Un loup abattu à Vinça en 1933

Vue générale de Vinça de nos jours
Nous avons pu voir précédemment les dégâts (réels ou supposés) causés par les loups en Cerdagne en 1864. Ces animaux disparaissent ensuite du département et ne sont aperçus qu'épisodiquement. On peut lire à ce propos dans le journal L'Humanité du 3 janvier 1933, en plein hiver, le récit d'un loup tué à Sahorle, hameau de Vinça, en Conflent. Il y a à l'époque un peu plus de 1500 habitants à Vinça.



Un loup est abattu dans les Pyrénées-Orientales

Perpignan, 2 janvier.
On a tué, au hameau de Sahorle, près de Vinça, un gros loup qui ravageait les troupeaux depuis quelques temps. Il y avait plus de vingt-cinq ans qu'on n'avait pas vu de loup dans le département.

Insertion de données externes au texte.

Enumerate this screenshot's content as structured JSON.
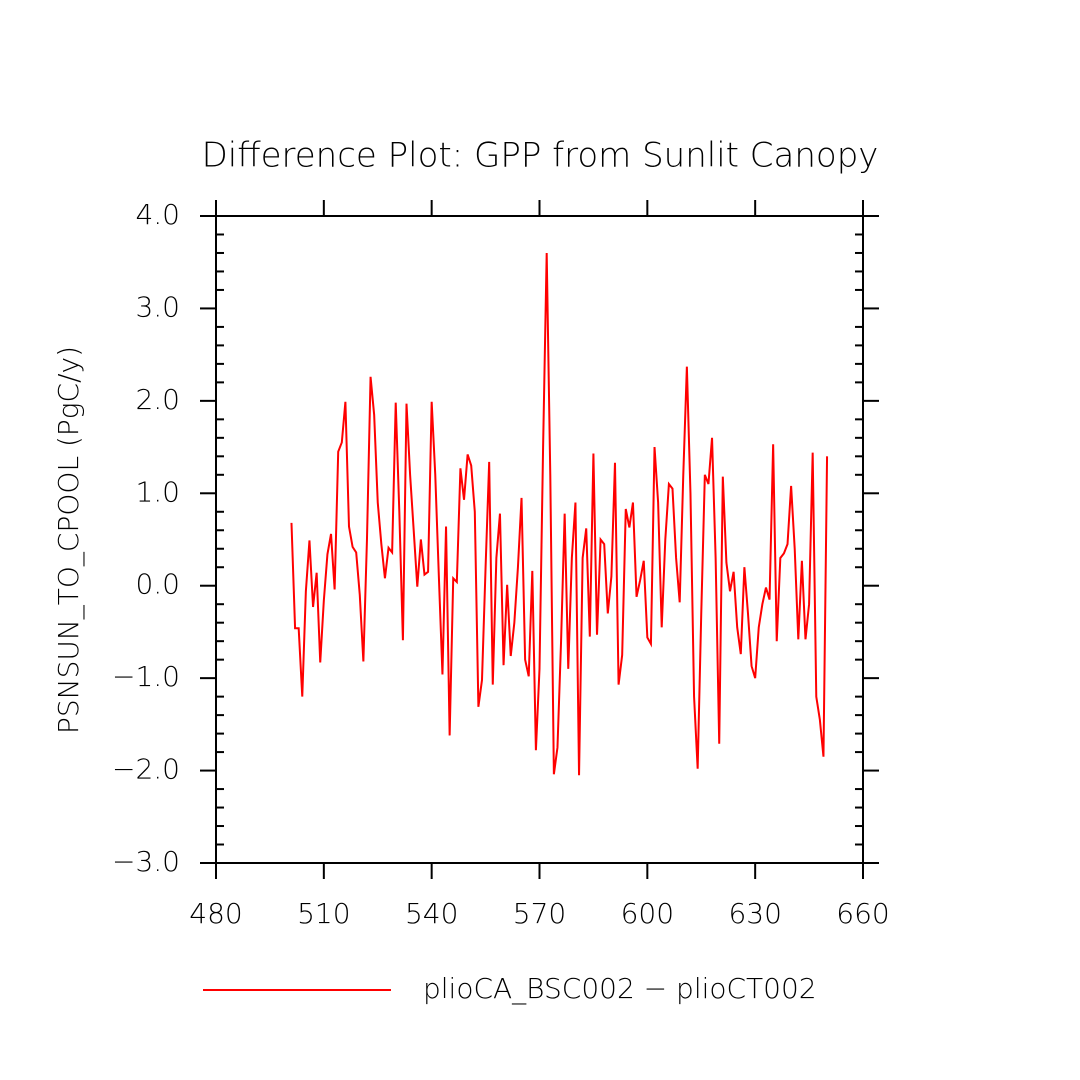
{
  "chart_data": {
    "type": "line",
    "title": "Difference Plot: GPP from Sunlit Canopy",
    "y_label": "PSNSUN_TO_CPOOL  (PgC/y)",
    "x": [
      501,
      502,
      503,
      504,
      505,
      506,
      507,
      508,
      509,
      510,
      511,
      512,
      513,
      514,
      515,
      516,
      517,
      518,
      519,
      520,
      521,
      522,
      523,
      524,
      525,
      526,
      527,
      528,
      529,
      530,
      531,
      532,
      533,
      534,
      535,
      536,
      537,
      538,
      539,
      540,
      541,
      542,
      543,
      544,
      545,
      546,
      547,
      548,
      549,
      550,
      551,
      552,
      553,
      554,
      555,
      556,
      557,
      558,
      559,
      560,
      561,
      562,
      563,
      564,
      565,
      566,
      567,
      568,
      569,
      570,
      571,
      572,
      573,
      574,
      575,
      576,
      577,
      578,
      579,
      580,
      581,
      582,
      583,
      584,
      585,
      586,
      587,
      588,
      589,
      590,
      591,
      592,
      593,
      594,
      595,
      596,
      597,
      598,
      599,
      600,
      601,
      602,
      603,
      604,
      605,
      606,
      607,
      608,
      609,
      610,
      611,
      612,
      613,
      614,
      615,
      616,
      617,
      618,
      619,
      620,
      621,
      622,
      623,
      624,
      625,
      626,
      627,
      628,
      629,
      630,
      631,
      632,
      633,
      634,
      635,
      636,
      637,
      638,
      639,
      640,
      641,
      642,
      643,
      644,
      645,
      646,
      647,
      648,
      649,
      650
    ],
    "series": [
      {
        "name": "plioCA_BSC002 − plioCT002",
        "color": "#ff0000",
        "values": [
          0.68,
          -0.46,
          -0.46,
          -1.2,
          -0.06,
          0.49,
          -0.23,
          0.14,
          -0.83,
          -0.16,
          0.34,
          0.56,
          -0.04,
          1.45,
          1.55,
          1.99,
          0.64,
          0.42,
          0.36,
          -0.1,
          -0.82,
          0.5,
          2.26,
          1.85,
          0.9,
          0.45,
          0.08,
          0.41,
          0.36,
          1.98,
          0.8,
          -0.59,
          1.97,
          1.2,
          0.6,
          -0.01,
          0.5,
          0.12,
          0.15,
          1.99,
          1.2,
          0.1,
          -0.96,
          0.64,
          -1.62,
          0.08,
          0.04,
          1.27,
          0.93,
          1.42,
          1.3,
          0.8,
          -1.31,
          -1.02,
          0.2,
          1.34,
          -1.07,
          0.3,
          0.78,
          -0.86,
          0.01,
          -0.76,
          -0.4,
          0.2,
          0.95,
          -0.8,
          -0.98,
          0.16,
          -1.78,
          -0.9,
          1.5,
          3.6,
          1.2,
          -2.04,
          -1.75,
          -0.6,
          0.78,
          -0.9,
          0.3,
          0.9,
          -2.05,
          0.3,
          0.62,
          -0.55,
          1.43,
          -0.53,
          0.5,
          0.45,
          -0.3,
          0.1,
          1.33,
          -1.07,
          -0.75,
          0.83,
          0.63,
          0.9,
          -0.12,
          0.06,
          0.27,
          -0.56,
          -0.63,
          1.5,
          0.9,
          -0.45,
          0.5,
          1.1,
          1.05,
          0.3,
          -0.18,
          1.2,
          2.37,
          1.0,
          -1.2,
          -1.98,
          -0.3,
          1.2,
          1.1,
          1.6,
          0.3,
          -1.71,
          1.18,
          0.25,
          -0.06,
          0.15,
          -0.45,
          -0.74,
          0.2,
          -0.3,
          -0.87,
          -1.0,
          -0.45,
          -0.2,
          -0.02,
          -0.15,
          1.53,
          -0.6,
          0.3,
          0.35,
          0.45,
          1.08,
          0.4,
          -0.58,
          0.27,
          -0.58,
          -0.2,
          1.44,
          -1.2,
          -1.45,
          -1.85,
          1.4
        ]
      }
    ],
    "xlim": [
      480,
      660
    ],
    "xticks": [
      480,
      510,
      540,
      570,
      600,
      630,
      660
    ],
    "ylim": [
      -3,
      4
    ],
    "yticks": [
      {
        "value": -3,
        "label": "−3.0"
      },
      {
        "value": -2,
        "label": "−2.0"
      },
      {
        "value": -1,
        "label": "−1.0"
      },
      {
        "value": 0,
        "label": "0.0"
      },
      {
        "value": 1,
        "label": "1.0"
      },
      {
        "value": 2,
        "label": "2.0"
      },
      {
        "value": 3,
        "label": "3.0"
      },
      {
        "value": 4,
        "label": "4.0"
      }
    ],
    "yminorticks": [
      -2.8,
      -2.6,
      -2.4,
      -2.2,
      -1.8,
      -1.6,
      -1.4,
      -1.2,
      -0.8,
      -0.6,
      -0.4,
      -0.2,
      0.2,
      0.4,
      0.6,
      0.8,
      1.2,
      1.4,
      1.6,
      1.8,
      2.2,
      2.4,
      2.6,
      2.8,
      3.2,
      3.4,
      3.6,
      3.8
    ],
    "grid": false
  }
}
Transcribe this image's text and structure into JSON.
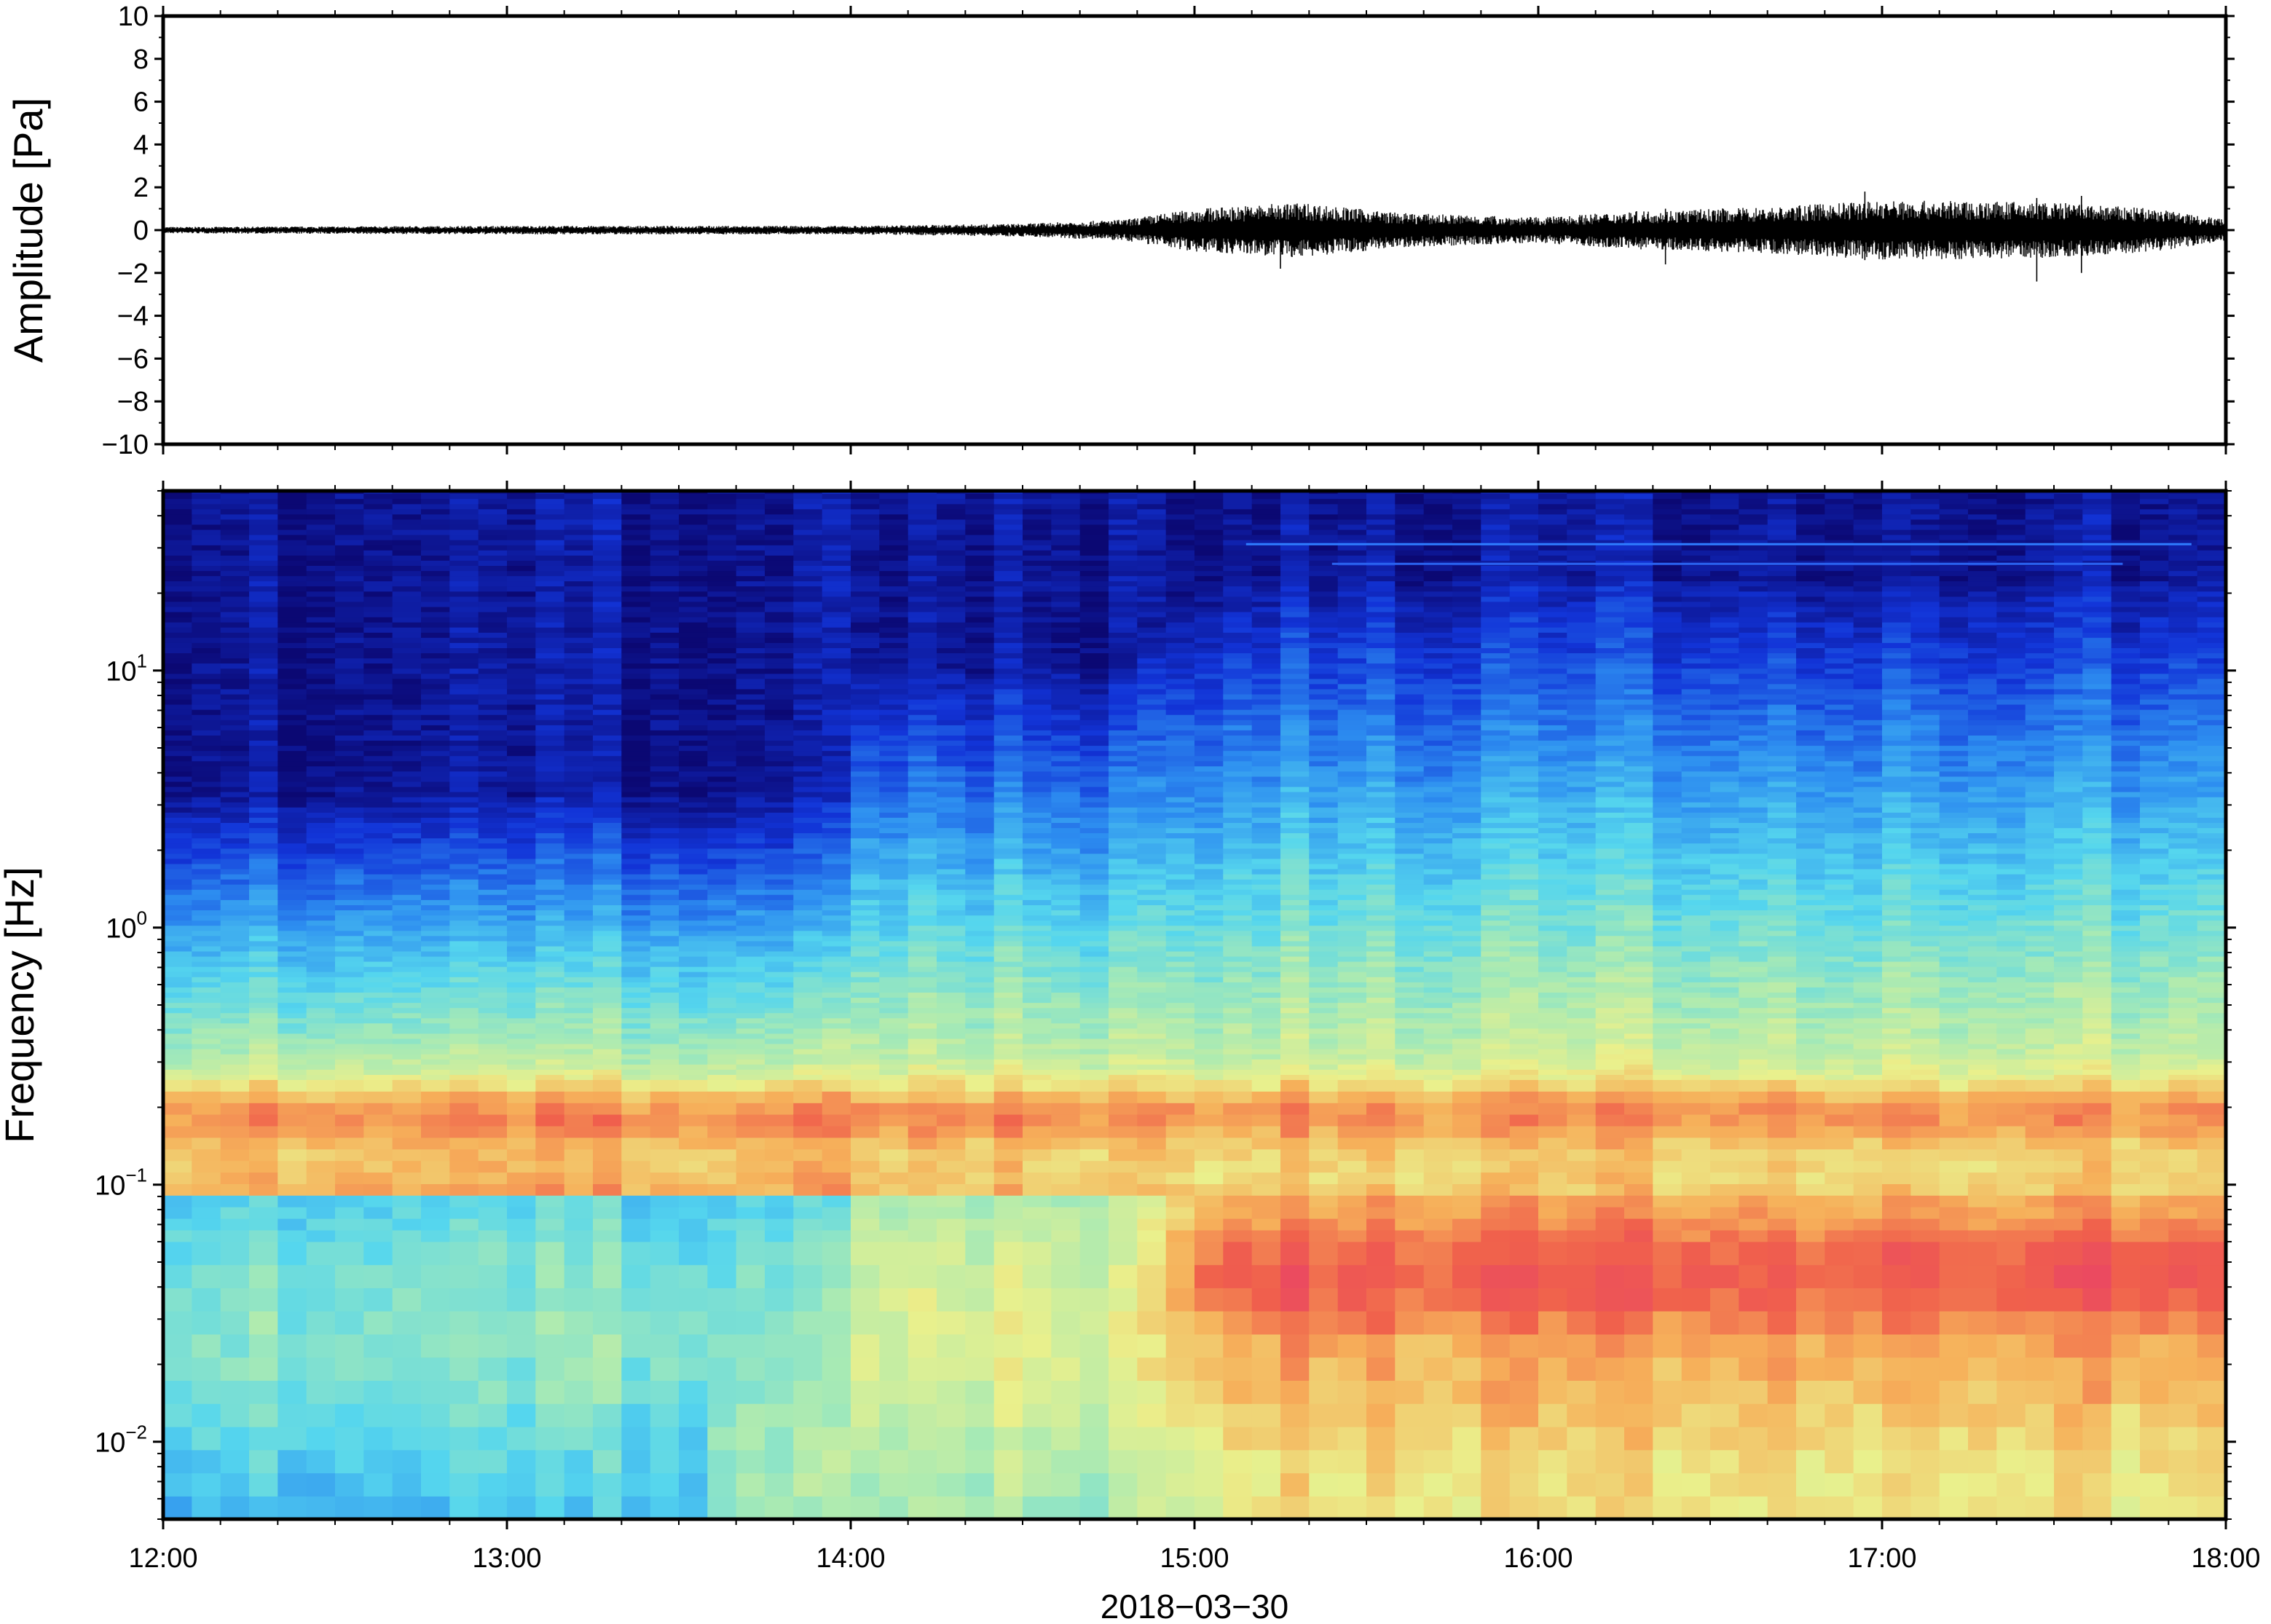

Si l'on en croit l'auteur de cette dépêche, les loups ont disparu des Pyrénées-Orientales avant 1908, au moins. Cette information est probable car il ne reste sans doute qu'à peu près 500 loups sur tout le territoire français en 1900. Les derniers loups français sont tués à la fin des années 30.

Source : Gallica (cf. lien)
Photo : Meria z Geoian (via Wikimedia Commons, CC-BY-SA)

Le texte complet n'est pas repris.